Mage Nika glanced at Mari. “Elder, this one once sought wisdom. Since the Guild ended, this one has learned nothing. This one tires of those she has accepted tasks from. There is no wisdom to be learned from such or the tasks they desire.” She ran her thumb over her fingertips again, producing another shower of sparks. “The Master of Mages speaks a wisdom this one cannot accept. However, this one has been told that the Master of Mages also speaks of other paths.”
“This is so,” Alain said. “There are many paths to wisdom.”
“This one cares not for shadows,” Nika said. “They… distract. Making them cease by use of my spells distracts. This one tires of distractions. This one is told of a place to the west where few shadows have been.”
“The Western Continent,” Mari said. “Only a few expeditions have visited it so far. The Western Alliance and the Empire are both planning to establish colonies there within a few years.”
“One city?” Nika asked. “Two?”
“Small ones,” Mari said. “Towns, really. It will be many years before cities grow large on the Western Continent.

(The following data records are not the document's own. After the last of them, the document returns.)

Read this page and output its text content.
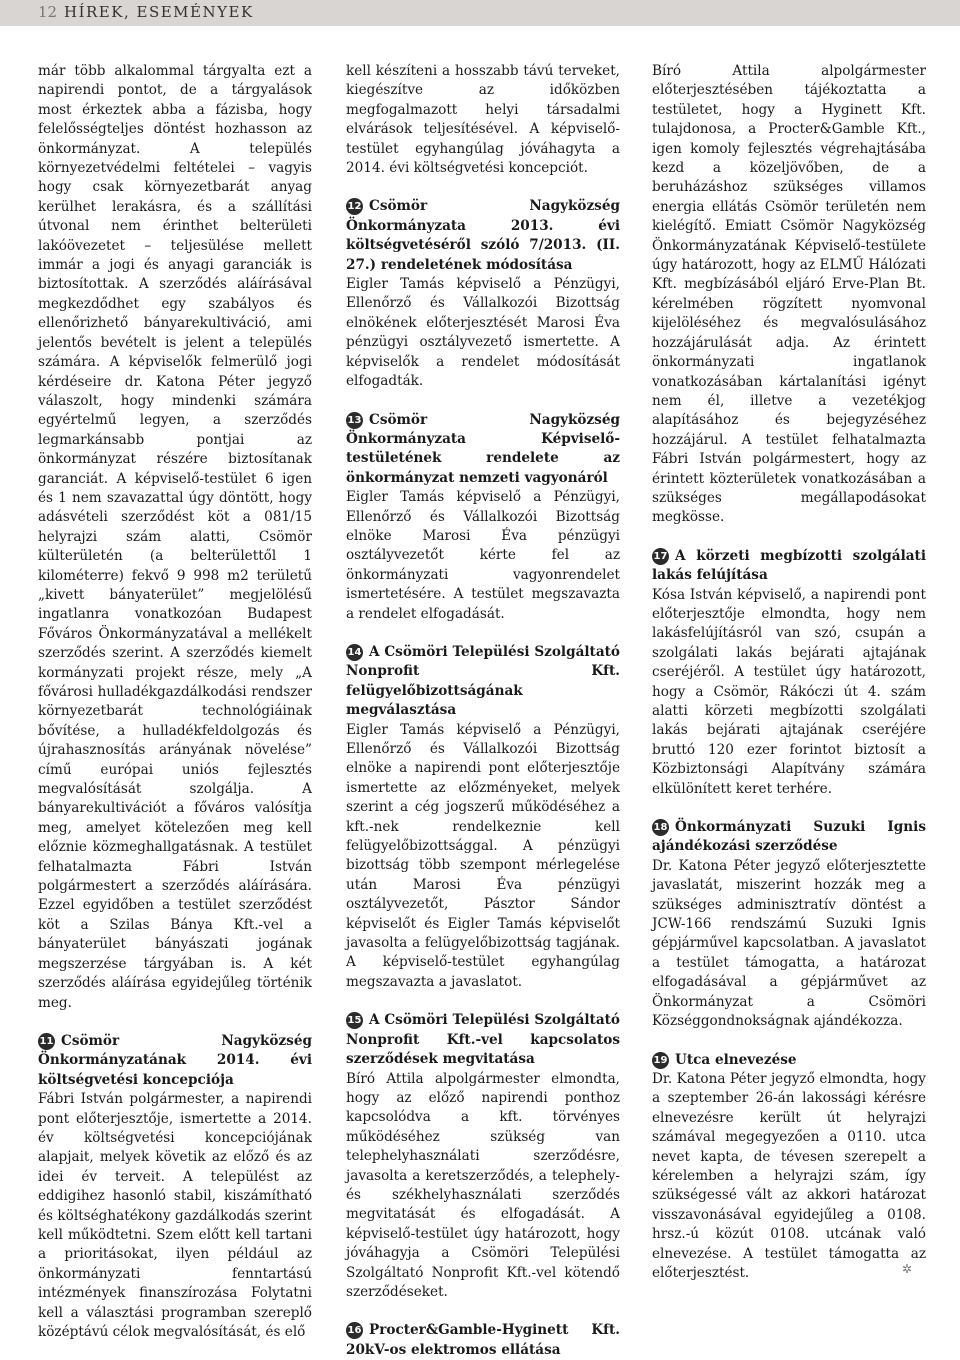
12 HÍREK, ESEMÉNYEK

már több alkalommal tárgyalta ezt a napirendi pontot, de a tárgyalások most érkeztek abba a fázisba, hogy felelősségteljes döntést hozhasson az önkormányzat. A település környezetvédelmi feltételei – vagyis hogy csak környezetbarát anyag kerülhet lerakásra, és a szállítási útvonal nem érinthet belterületi lakóövezetet – teljesülése mellett immár a jogi és anyagi garanciák is biztosítottak. A szerződés aláírásával megkezdődhet egy szabályos és ellenőrizhető bányarekultiváció, ami jelentős bevételt is jelent a település számára. A képviselők felmerülő jogi kérdéseire dr. Katona Péter jegyző válaszolt, hogy mindenki számára egyértelmű legyen, a szerződés legmarkánsabb pontjai az önkormányzat részére biztosítanak garanciát. A képviselő-testület 6 igen és 1 nem szavazattal úgy döntött, hogy adásvételi szerződést köt a 081/15 helyrajzi szám alatti, Csömör külterületén (a belterülettől 1 kilométerre) fekvő 9 998 m2 területű „kivett bányaterület” megjelölésű ingatlanra vonatkozóan Budapest Főváros Önkormányzatával a mellékelt szerződés szerint. A szerződés kiemelt kormányzati projekt része, mely „A fővárosi hulladékgazdálkodási rendszer környezetbarát technológiáinak bővítése, a hulladékfeldolgozás és újrahasznosítás arányának növelése” című európai uniós fejlesztés megvalósítását szolgálja. A bányarekultivációt a főváros valósítja meg, amelyet kötelezően meg kell előznie közmeghallgatásnak. A testület felhatalmazta Fábri István polgármestert a szerződés aláírására. Ezzel egyidőben a testület szerződést köt a Szilas Bánya Kft.-vel a bányaterület bányászati jogának megszerzése tárgyában is. A két szerződés aláírása egyidejűleg történik meg.

11 Csömör Nagyközség Önkormányzatának 2014. évi költségvetési koncepciója

Fábri István polgármester, a napirendi pont előterjesztője, ismertette a 2014. év költségvetési koncepciójának alapjait, melyek követik az előző és az idei év terveit. A települést az eddigihez hasonló stabil, kiszámítható és költséghatékony gazdálkodás szerint kell működtetni. Szem előtt kell tartani a prioritásokat, ilyen például az önkormányzati fenntartású intézmények finanszírozása Folytatni kell a választási programban szereplő középtávú célok megvalósítását, és elő

kell készíteni a hosszabb távú terveket, kiegészítve az időközben megfogalmazott helyi társadalmi elvárások teljesítésével. A képviselő-testület egyhangúlag jóváhagyta a 2014. évi költségvetési koncepciót.

12 Csömör Nagyközség Önkormányzata 2013. évi költségvetéséről szóló 7/2013. (II. 27.) rendeletének módosítása

Eigler Tamás képviselő a Pénzügyi, Ellenőrző és Vállalkozói Bizottság elnökének előterjesztését Marosi Éva pénzügyi osztályvezető ismertette. A képviselők a rendelet módosítását elfogadták.

13 Csömör Nagyközség Önkormányzata Képviselő-testületének rendelete az önkormányzat nemzeti vagyonáról

Eigler Tamás képviselő a Pénzügyi, Ellenőrző és Vállalkozói Bizottság elnöke Marosi Éva pénzügyi osztályvezetőt kérte fel az önkormányzati vagyonrendelet ismertetésére. A testület megszavazta a rendelet elfogadását.

14 A Csömöri Települési Szolgáltató Nonprofit Kft. felügyelőbizottságának megválasztása

Eigler Tamás képviselő a Pénzügyi, Ellenőrző és Vállalkozói Bizottság elnöke a napirendi pont előterjesztője ismertette az előzményeket, melyek szerint a cég jogszerű működéséhez a kft.-nek rendelkeznie kell felügyelőbizottsággal. A pénzügyi bizottság több szempont mérlegelése után Marosi Éva pénzügyi osztályvezetőt, Pásztor Sándor képviselőt és Eigler Tamás képviselőt javasolta a felügyelőbizottság tagjának. A képviselő-testület egyhangúlag megszavazta a javaslatot.

15 A Csömöri Települési Szolgáltató Nonprofit Kft.-vel kapcsolatos szerződések megvitatása

Bíró Attila alpolgármester elmondta, hogy az előző napirendi ponthoz kapcsolódva a kft. törvényes működéséhez szükség van telephelyhasználati szerződésre, javasolta a keretszerződés, a telephely- és székhelyhasználati szerződés megvitatását és elfogadását. A képviselő-testület úgy határozott, hogy jóváhagyja a Csömöri Települési Szolgáltató Nonprofit Kft.-vel kötendő szerződéseket.

16 Procter&Gamble-Hyginett Kft. 20kV-os elektromos ellátása

Bíró Attila alpolgármester előterjesztésében tájékoztatta a testületet, hogy a Hyginett Kft. tulajdonosa, a Procter&Gamble Kft., igen komoly fejlesztés végrehajtásába kezd a közeljövőben, de a beruházáshoz szükséges villamos energia ellátás Csömör területén nem kielégítő. Emiatt Csömör Nagyközség Önkormányzatának Képviselő-testülete úgy határozott, hogy az ELMŰ Hálózati Kft. megbízásából eljáró Erve-Plan Bt. kérelmében rögzített nyomvonal kijelöléséhez és megvalósulásához hozzájárulását adja. Az érintett önkormányzati ingatlanok vonatkozásában kártalanítási igényt nem él, illetve a vezetékjog alapításához és bejegyzéséhez hozzájárul. A testület felhatalmazta Fábri István polgármestert, hogy az érintett közterületek vonatkozásában a szükséges megállapodásokat megkösse.

17 A körzeti megbízotti szolgálati lakás felújítása

Kósa István képviselő, a napirendi pont előterjesztője elmondta, hogy nem lakásfelújításról van szó, csupán a szolgálati lakás bejárati ajtajának cseréjéről. A testület úgy határozott, hogy a Csömör, Rákóczi út 4. szám alatti körzeti megbízotti szolgálati lakás bejárati ajtajának cseréjére bruttó 120 ezer forintot biztosít a Közbiztonsági Alapítvány számára elkülönített keret terhére.

18 Önkormányzati Suzuki Ignis ajándékozási szerződése

Dr. Katona Péter jegyző előterjesztette javaslatát, miszerint hozzák meg a szükséges adminisztratív döntést a JCW-166 rendszámú Suzuki Ignis gépjárművel kapcsolatban. A javaslatot a testület támogatta, a határozat elfogadásával a gépjárművet az Önkormányzat a Csömöri Községgondnokságnak ajándékozza.

19 Utca elnevezése

Dr. Katona Péter jegyző elmondta, hogy a szeptember 26-án lakossági kérésre elnevezésre került út helyrajzi számával megegyezően a 0110. utca nevet kapta, de tévesen szerepelt a kérelemben a helyrajzi szám, így szükségessé vált az akkori határozat visszavonásával egyidejűleg a 0108. hrsz.-ú közút 0108. utcának való elnevezése. A testület támogatta az előterjesztést.	✲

That continent is larger than the one we now live on. Most of the land there is unexplored and empty, and will stay that way for a long time.”
“This one asks that the Master of Mages and the Elder find her means of going to this place,” Mage Nika said. “As payment for what was told, and for not taking this task.”
Alain nodded again. “You seek the silence of an empty illusion. This one will ensure that Mage Nika is given passage there when next ships travel west over the ocean.”
“You understand,” Mari added, “that we don’t know what lies inland on the Western Continent. There may not be many animals, there may not be plants known to us, plants you can eat.”
Kira had the odd sensation the Mage Nika had shrugged without actually moving. The female Mage spoke in the same emotionless tones, though. “This one has walked a long road since becoming an acolyte of the Guild. This one tires of this dream. This one tires of distractions. When the next dream comes, it comes.”
“I understand,” Kira’s mother said, sounding sad. “Can you tell us two things more? Who tried to hire you for this task? And how did they learn that Kira would be flying on a Roc to Altis?”
Mage Nika shook her head. “This one knows only that one once an elder of the old Guild tried to task her with this. The once-an-elder claimed not to know the one who desired it. This one could see he lied. He spoke of the Mage Guild returning, and believed his words. He claimed strong allies among the shadows, which did not impress this one because it showed the once-an-elder’s lack of wisdom. How can shadows matter? This one knows nothing else, Elder Mari.”